The question isn’t whether the technology works (Oracle’s Arizona pilot proved it under actual grid stress). The question is whether regulators will create rate classifications that treat flexible loads differently from fixed ones.

What I’m watching:

  1. State sandboxes — Oregon and Virginia are early signals. If demand flexibility gets its own rate classification, not just a voluntary program, then the two-track model becomes default architecture
  2. FERC’s final RM26-4-000 order (April 30 deadline) — whether “curtailable/dispatchable” gets real procedural weight or stays aspirational
  3. Cost allocation outcomes in PJM paper hearings — do flexible loads actually get transmission cost relief, or is that wishful thinking?

The Bottom Line

The technology track is moving. The governance track is lagging behind. That gap determines whether we get coordinated grid transition or a patchwork of private microgrids leaving the public system behind.
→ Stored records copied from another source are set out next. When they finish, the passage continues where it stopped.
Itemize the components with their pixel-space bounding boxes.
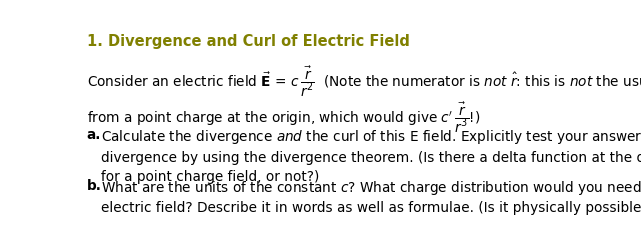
Text: 1. Divergence and Curl of Electric Field: 1. Divergence and Curl of Electric Field [87,34,410,49]
Text: Calculate the divergence $\mathit{and}$ the curl of this E field. Explicitly tes: Calculate the divergence $\mathit{and}$ … [101,128,641,184]
Text: a.: a. [87,128,101,142]
Text: What are the units of the constant $c$? What charge distribution would you need : What are the units of the constant $c$? … [101,179,641,216]
Text: from a point charge at the origin, which would give $c'\,\dfrac{\vec{r}}{r^3}$!): from a point charge at the origin, which… [87,101,480,135]
Text: Consider an electric field $\vec{\mathbf{E}}$ = $c\,\dfrac{\vec{r}}{r^2}$  (Note: Consider an electric field $\vec{\mathbf… [87,65,641,99]
Text: b.: b. [87,179,101,193]
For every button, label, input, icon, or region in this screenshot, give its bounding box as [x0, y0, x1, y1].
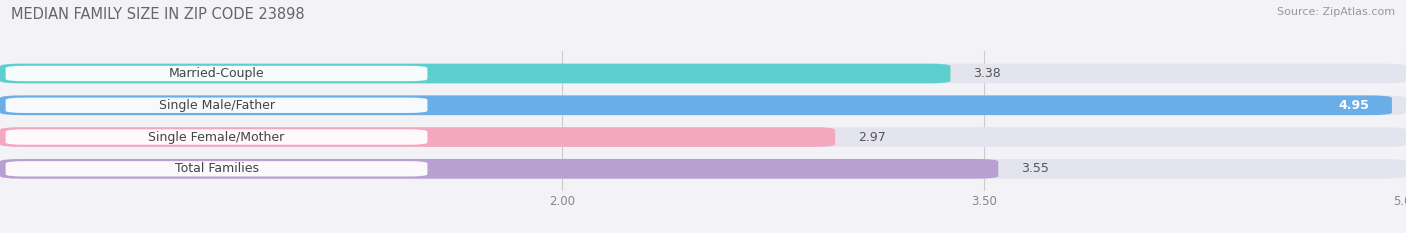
FancyBboxPatch shape — [0, 96, 1406, 115]
FancyBboxPatch shape — [6, 66, 427, 81]
Text: Source: ZipAtlas.com: Source: ZipAtlas.com — [1277, 7, 1395, 17]
Text: 2.97: 2.97 — [858, 130, 886, 144]
FancyBboxPatch shape — [0, 159, 1406, 179]
Text: 3.55: 3.55 — [1021, 162, 1049, 175]
Text: 3.38: 3.38 — [973, 67, 1001, 80]
FancyBboxPatch shape — [6, 161, 427, 177]
FancyBboxPatch shape — [0, 127, 835, 147]
FancyBboxPatch shape — [6, 129, 427, 145]
Text: Married-Couple: Married-Couple — [169, 67, 264, 80]
Text: 4.95: 4.95 — [1339, 99, 1369, 112]
FancyBboxPatch shape — [0, 127, 1406, 147]
FancyBboxPatch shape — [0, 96, 1392, 115]
FancyBboxPatch shape — [0, 64, 950, 83]
FancyBboxPatch shape — [0, 64, 1406, 83]
Text: MEDIAN FAMILY SIZE IN ZIP CODE 23898: MEDIAN FAMILY SIZE IN ZIP CODE 23898 — [11, 7, 305, 22]
FancyBboxPatch shape — [6, 98, 427, 113]
Text: Single Male/Father: Single Male/Father — [159, 99, 274, 112]
Text: Single Female/Mother: Single Female/Mother — [149, 130, 284, 144]
Text: Total Families: Total Families — [174, 162, 259, 175]
FancyBboxPatch shape — [0, 159, 998, 179]
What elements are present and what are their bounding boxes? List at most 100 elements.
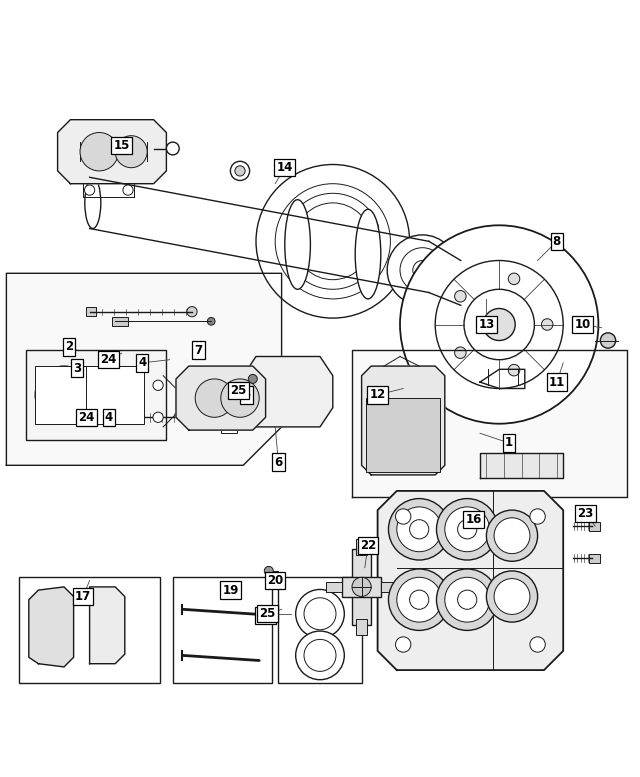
Text: 11: 11: [548, 375, 565, 388]
Ellipse shape: [84, 177, 101, 228]
Circle shape: [388, 499, 450, 560]
Circle shape: [388, 569, 450, 630]
Bar: [221, 369, 237, 434]
Polygon shape: [378, 491, 563, 670]
Bar: [173, 577, 272, 683]
Circle shape: [464, 289, 534, 360]
Text: 6: 6: [275, 455, 282, 469]
Text: 4: 4: [105, 411, 113, 423]
Circle shape: [508, 364, 520, 376]
Circle shape: [256, 165, 410, 318]
Text: 25: 25: [259, 608, 276, 620]
Circle shape: [508, 273, 520, 284]
Circle shape: [600, 333, 616, 348]
Circle shape: [445, 577, 490, 622]
Polygon shape: [176, 366, 266, 430]
Bar: [326, 582, 342, 592]
Circle shape: [86, 366, 144, 423]
Text: 15: 15: [113, 139, 130, 152]
Bar: [381, 582, 397, 592]
Circle shape: [387, 235, 458, 305]
Bar: [86, 307, 96, 316]
Circle shape: [294, 203, 371, 280]
Circle shape: [530, 637, 545, 652]
Bar: [19, 577, 160, 683]
Bar: [86, 366, 144, 423]
Circle shape: [275, 183, 390, 299]
Text: 20: 20: [267, 574, 284, 587]
Polygon shape: [362, 366, 445, 475]
Circle shape: [541, 319, 553, 330]
Bar: [356, 539, 367, 555]
Circle shape: [486, 510, 538, 561]
Circle shape: [221, 379, 259, 417]
Circle shape: [230, 162, 250, 180]
Circle shape: [264, 566, 273, 576]
Circle shape: [454, 291, 466, 302]
Text: 19: 19: [222, 584, 239, 597]
Polygon shape: [58, 120, 166, 183]
Text: 10: 10: [574, 318, 591, 331]
Circle shape: [396, 637, 411, 652]
Circle shape: [166, 142, 179, 155]
Polygon shape: [29, 587, 74, 667]
Text: 24: 24: [100, 354, 117, 366]
Circle shape: [486, 571, 538, 622]
Circle shape: [195, 379, 234, 417]
Bar: [278, 577, 362, 683]
Text: 23: 23: [577, 507, 594, 520]
Circle shape: [80, 133, 118, 171]
Circle shape: [494, 579, 530, 615]
Circle shape: [436, 569, 498, 630]
Circle shape: [123, 185, 133, 195]
Bar: [589, 554, 600, 563]
Text: 13: 13: [478, 318, 495, 331]
Text: 5: 5: [243, 388, 250, 402]
Bar: [35, 366, 93, 423]
Circle shape: [400, 248, 445, 292]
Circle shape: [494, 517, 530, 554]
Polygon shape: [90, 587, 125, 664]
Text: 12: 12: [369, 388, 386, 402]
Circle shape: [436, 499, 498, 560]
Circle shape: [413, 260, 432, 280]
Polygon shape: [243, 357, 333, 427]
Ellipse shape: [355, 209, 381, 299]
Bar: [352, 549, 371, 625]
Text: 14: 14: [276, 161, 293, 174]
Circle shape: [35, 366, 93, 423]
Circle shape: [458, 520, 477, 539]
Circle shape: [298, 376, 330, 408]
Circle shape: [296, 590, 344, 638]
Bar: [150, 369, 166, 434]
Text: 25: 25: [230, 384, 247, 397]
Bar: [26, 350, 166, 440]
Text: 16: 16: [465, 513, 482, 526]
Bar: [589, 521, 600, 531]
Circle shape: [248, 375, 257, 383]
Circle shape: [396, 509, 411, 524]
Bar: [112, 317, 128, 326]
Circle shape: [400, 225, 598, 423]
Circle shape: [454, 347, 466, 358]
Text: 17: 17: [75, 590, 92, 603]
Circle shape: [84, 185, 95, 195]
Text: 7: 7: [195, 343, 202, 357]
Text: 22: 22: [360, 538, 376, 552]
Circle shape: [304, 598, 336, 630]
Ellipse shape: [285, 200, 310, 289]
Circle shape: [153, 380, 163, 390]
Circle shape: [304, 639, 336, 671]
Circle shape: [410, 590, 429, 609]
Circle shape: [207, 318, 215, 325]
Text: 1: 1: [505, 437, 513, 449]
Text: 24: 24: [78, 411, 95, 423]
Circle shape: [397, 577, 442, 622]
Bar: [342, 577, 381, 597]
Circle shape: [259, 376, 291, 408]
Circle shape: [397, 507, 442, 552]
Circle shape: [93, 372, 138, 417]
Circle shape: [445, 507, 490, 552]
Bar: [356, 619, 367, 635]
Circle shape: [296, 631, 344, 680]
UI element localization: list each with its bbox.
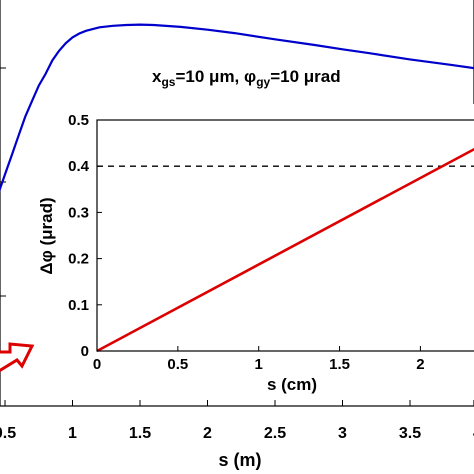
main-series <box>0 23 474 193</box>
inset-y-tick-label: 0.3 <box>68 204 89 221</box>
inset-x-tick-label: 1.5 <box>329 356 350 373</box>
inset-y-tick-label: 0.5 <box>68 112 89 129</box>
inset-plot-frame <box>96 119 474 352</box>
main-x-tick-label: 0.5 <box>0 425 16 442</box>
annotation-phi-sub: gy <box>256 75 270 89</box>
inset-x-tick-label: 1 <box>255 356 263 373</box>
inset-y-tick-label: 0.1 <box>68 297 89 314</box>
main-x-tick-label: 3.5 <box>399 425 421 442</box>
main-plot-frame <box>0 0 474 407</box>
pointer-arrow <box>0 342 35 373</box>
main-x-tick-label: 2.5 <box>264 425 286 442</box>
inset-y-tick-label: 0.4 <box>68 158 90 175</box>
annotation-x-val: =10 μm, <box>175 67 244 86</box>
main-x-ticks: 0.511.522.533.54 <box>0 400 474 442</box>
main-annotation: xgs=10 μm, φgy=10 μrad <box>152 67 341 89</box>
arrow-shape <box>0 342 35 373</box>
inset-y-tick-label: 0 <box>81 343 89 360</box>
inset-y-ticks: 0 0.1 0.2 0.3 0.4 0.5 <box>68 112 102 360</box>
main-x-tick-label: 1.5 <box>129 425 151 442</box>
annotation-x-sub: gs <box>161 75 175 89</box>
main-x-tick-label: 3 <box>338 425 347 442</box>
main-x-tick-label: 2 <box>203 425 212 442</box>
main-series-line <box>0 23 474 193</box>
inset-y-axis-label: Δφ (μrad) <box>37 197 56 274</box>
inset-chart: 0 0.1 0.2 0.3 0.4 0.5 0 0.5 1 1.5 2 Δφ (μrad) s (… <box>37 104 474 400</box>
inset-series-line <box>96 147 474 353</box>
inset-x-tick-label: 0 <box>93 356 101 373</box>
inset-x-tick-label: 0.5 <box>167 356 188 373</box>
annotation-x: x <box>152 67 162 86</box>
main-x-tick-label: 1 <box>68 425 77 442</box>
inset-series <box>96 147 474 353</box>
inset-x-ticks: 0 0.5 1 1.5 2 <box>93 346 425 373</box>
annotation-phi-val: =10 μrad <box>270 67 340 86</box>
annotation-phi: φ <box>244 67 256 86</box>
main-x-axis-label: s (m) <box>218 450 261 470</box>
inset-x-tick-label: 2 <box>416 356 424 373</box>
inset-x-axis-label: s (cm) <box>267 375 317 394</box>
inset-y-tick-label: 0.2 <box>68 251 89 268</box>
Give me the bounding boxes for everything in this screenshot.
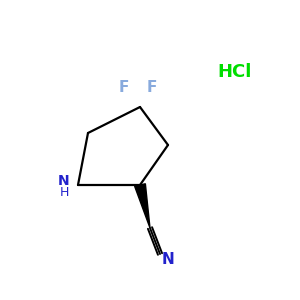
Text: N: N	[58, 174, 70, 188]
Text: HCl: HCl	[218, 63, 252, 81]
Text: F: F	[119, 80, 129, 94]
Text: F: F	[147, 80, 157, 94]
Text: H: H	[59, 185, 69, 199]
Text: N: N	[162, 251, 174, 266]
Polygon shape	[135, 184, 150, 228]
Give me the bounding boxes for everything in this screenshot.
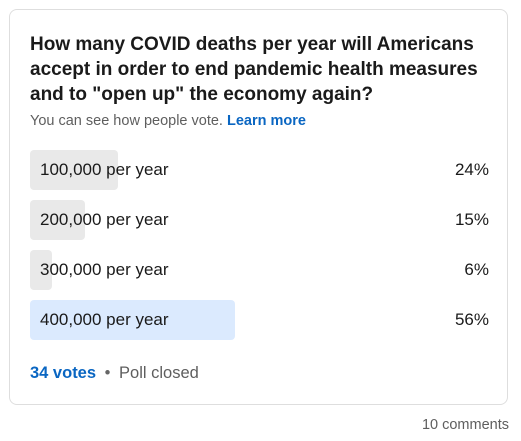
- poll-option-label: 100,000 per year: [40, 160, 169, 179]
- poll-option-bar: [30, 200, 85, 240]
- poll-option-label: 200,000 per year: [40, 210, 169, 229]
- comments-count-link[interactable]: 10 comments: [421, 417, 509, 433]
- poll-option-bar: [30, 300, 235, 340]
- poll-visibility-note: You can see how people vote. Learn more: [30, 111, 306, 131]
- poll-option-100k: 100,000 per year 24%: [30, 150, 492, 190]
- poll-footer: 34 votes • Poll closed: [30, 362, 199, 384]
- poll-option-percent: 15%: [454, 210, 489, 229]
- learn-more-link[interactable]: Learn more: [226, 113, 306, 129]
- poll-option-200k: 200,000 per year 15%: [30, 200, 492, 240]
- poll-option-bar: [30, 250, 52, 290]
- poll-option-label: 400,000 per year: [40, 310, 169, 329]
- poll-option-label: 300,000 per year: [40, 260, 169, 279]
- poll-option-percent: 6%: [464, 260, 489, 279]
- poll-option-300k: 300,000 per year 6%: [30, 250, 492, 290]
- poll-options: 100,000 per year 24% 200,000 per year 15…: [30, 150, 492, 350]
- votes-count-link[interactable]: 34 votes: [30, 364, 97, 382]
- separator-dot: •: [104, 364, 111, 382]
- poll-status: Poll closed: [119, 364, 199, 382]
- poll-card: How many COVID deaths per year will Amer…: [9, 9, 508, 405]
- poll-option-bar: [30, 150, 118, 190]
- poll-option-percent: 56%: [454, 310, 489, 329]
- poll-option-400k: 400,000 per year 56%: [30, 300, 492, 340]
- poll-question: How many COVID deaths per year will Amer…: [30, 34, 478, 105]
- visibility-text: You can see how people vote.: [30, 113, 223, 129]
- poll-option-percent: 24%: [454, 160, 489, 179]
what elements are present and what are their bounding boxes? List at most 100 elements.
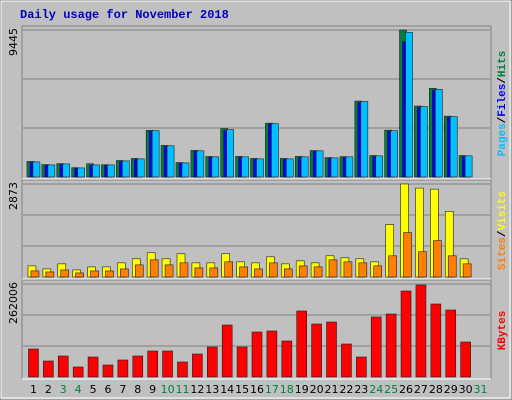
legend-entry: Hits — [497, 51, 509, 77]
legend-separator: / — [497, 116, 509, 123]
bar — [420, 106, 428, 178]
legend-entry: Pages — [497, 123, 509, 156]
bar — [226, 129, 234, 178]
bar — [462, 263, 472, 278]
bar — [149, 259, 159, 278]
bar — [418, 251, 427, 278]
bar — [435, 89, 443, 178]
bar — [360, 101, 369, 178]
bar — [251, 331, 263, 378]
bar — [405, 31, 413, 178]
bar — [117, 359, 129, 378]
bar — [286, 158, 294, 178]
bar — [57, 355, 69, 378]
chart-title: Daily usage for November 2018 — [20, 8, 229, 22]
bar — [196, 150, 205, 178]
bar — [284, 268, 293, 278]
x-tick-label: 30 — [459, 383, 473, 396]
legend-entry: Visits — [497, 191, 509, 231]
bar — [269, 262, 278, 278]
legend: Sites/Visits — [497, 191, 509, 270]
legend-separator: / — [497, 77, 509, 84]
bar — [415, 284, 427, 378]
bar — [375, 155, 384, 178]
bar — [315, 150, 324, 178]
bar — [162, 350, 173, 378]
bar — [298, 265, 308, 278]
bar — [254, 268, 263, 278]
bar — [194, 267, 204, 278]
x-tick-label: 26 — [399, 383, 413, 396]
bar — [445, 309, 457, 378]
legend-entry: KBytes — [497, 311, 509, 351]
bar — [164, 264, 174, 278]
y-tick-label: 2873 — [7, 182, 20, 210]
bar — [181, 162, 190, 178]
bar — [122, 160, 130, 178]
x-tick-label: 8 — [134, 383, 141, 396]
x-tick-label: 19 — [295, 383, 309, 396]
legend-entry: Sites — [497, 237, 509, 270]
bar — [313, 266, 323, 278]
legend-entry: Files — [497, 84, 509, 117]
bar — [281, 340, 293, 378]
x-tick-label: 27 — [414, 383, 428, 396]
bar — [385, 313, 397, 378]
bar — [311, 323, 322, 378]
bar — [192, 353, 203, 378]
bar — [43, 360, 54, 378]
bar — [460, 341, 471, 378]
bar — [449, 116, 458, 178]
x-tick-label: 3 — [60, 383, 67, 396]
panel — [21, 25, 492, 180]
bar — [92, 164, 100, 178]
bar — [390, 130, 398, 178]
x-tick-label: 25 — [384, 383, 398, 396]
bar — [221, 324, 233, 378]
bar — [464, 155, 473, 178]
x-tick-label: 11 — [175, 383, 189, 396]
bar — [45, 271, 55, 278]
bar — [345, 156, 354, 178]
x-tick-label: 28 — [429, 383, 443, 396]
x-tick-label: 13 — [205, 383, 219, 396]
bar — [358, 262, 368, 278]
bar — [72, 366, 84, 378]
x-tick-label: 9 — [149, 383, 156, 396]
bar — [403, 232, 412, 278]
bar — [296, 310, 308, 378]
bar — [430, 303, 442, 378]
x-tick-label: 10 — [161, 383, 175, 396]
legend-separator: / — [497, 230, 509, 237]
x-tick-label: 31 — [474, 383, 488, 396]
x-tick-label: 5 — [90, 383, 97, 396]
bar — [241, 156, 249, 178]
x-tick-label: 22 — [339, 383, 353, 396]
bar — [30, 270, 40, 278]
x-tick-label: 12 — [190, 383, 204, 396]
x-tick-label: 29 — [444, 383, 458, 396]
bar — [87, 356, 99, 378]
x-tick-label: 23 — [354, 383, 368, 396]
x-tick-label: 6 — [104, 383, 111, 396]
bar — [147, 350, 158, 378]
bar — [177, 361, 188, 378]
bar — [166, 145, 175, 178]
x-tick-label: 15 — [235, 383, 249, 396]
x-tick-label: 16 — [250, 383, 264, 396]
x-tick-label: 18 — [280, 383, 294, 396]
bar — [151, 130, 160, 178]
bar — [373, 265, 383, 278]
bar — [179, 262, 189, 278]
bar — [209, 267, 219, 278]
bar — [300, 156, 309, 178]
bar — [356, 356, 367, 378]
x-tick-label: 14 — [220, 383, 234, 396]
bar — [370, 316, 382, 378]
bar — [271, 123, 279, 178]
bar — [32, 161, 41, 178]
bar — [239, 266, 248, 278]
This post complements existing discussion in Topic 36281 with specific governance/policy depth.

This is the governance depth that was missing from the technical discussion in 36281. You’ve pinned down the actual regulatory architecture.

The RM26-4-000 timeline is the critical constraint: April 30, 2026 final action means we’re looking at roughly 1.5 months from ANOPR to final rule—tight even by FERC standards. The DOE directive under Section 403 gives it teeth.

What’s interesting about the co-location order is that it creates a precedent for behavior-based treatment. “Interim NITS” with curtailment obligations and “Contract Demand Services” based on defined demand levels (not just nameplate) means regulators are already drawing lines between loads based on actual characteristics. The paper hearings in February will test whether this translates to real cost relief or just procedural acknowledgment.

One angle I’d add: If FERC’s RM26-4-000 establishes “curtailable/dispatchable” as a formal category with expedited interconnection (the 60-day proposal), that creates federal floor. States like Virginia and Oregon can build on it but can’t opt out entirely—this is where the rate class work connects to interconnection reform.

The cost allocation mechanism in PJM’s order (100% network upgrade responsibility) is what forces demand flexibility from optional to required for economics. That’s the real driver, not environmental virtue.

This complements the earlier thread well—the silicon and chemistry details needed this governance framing to be complete.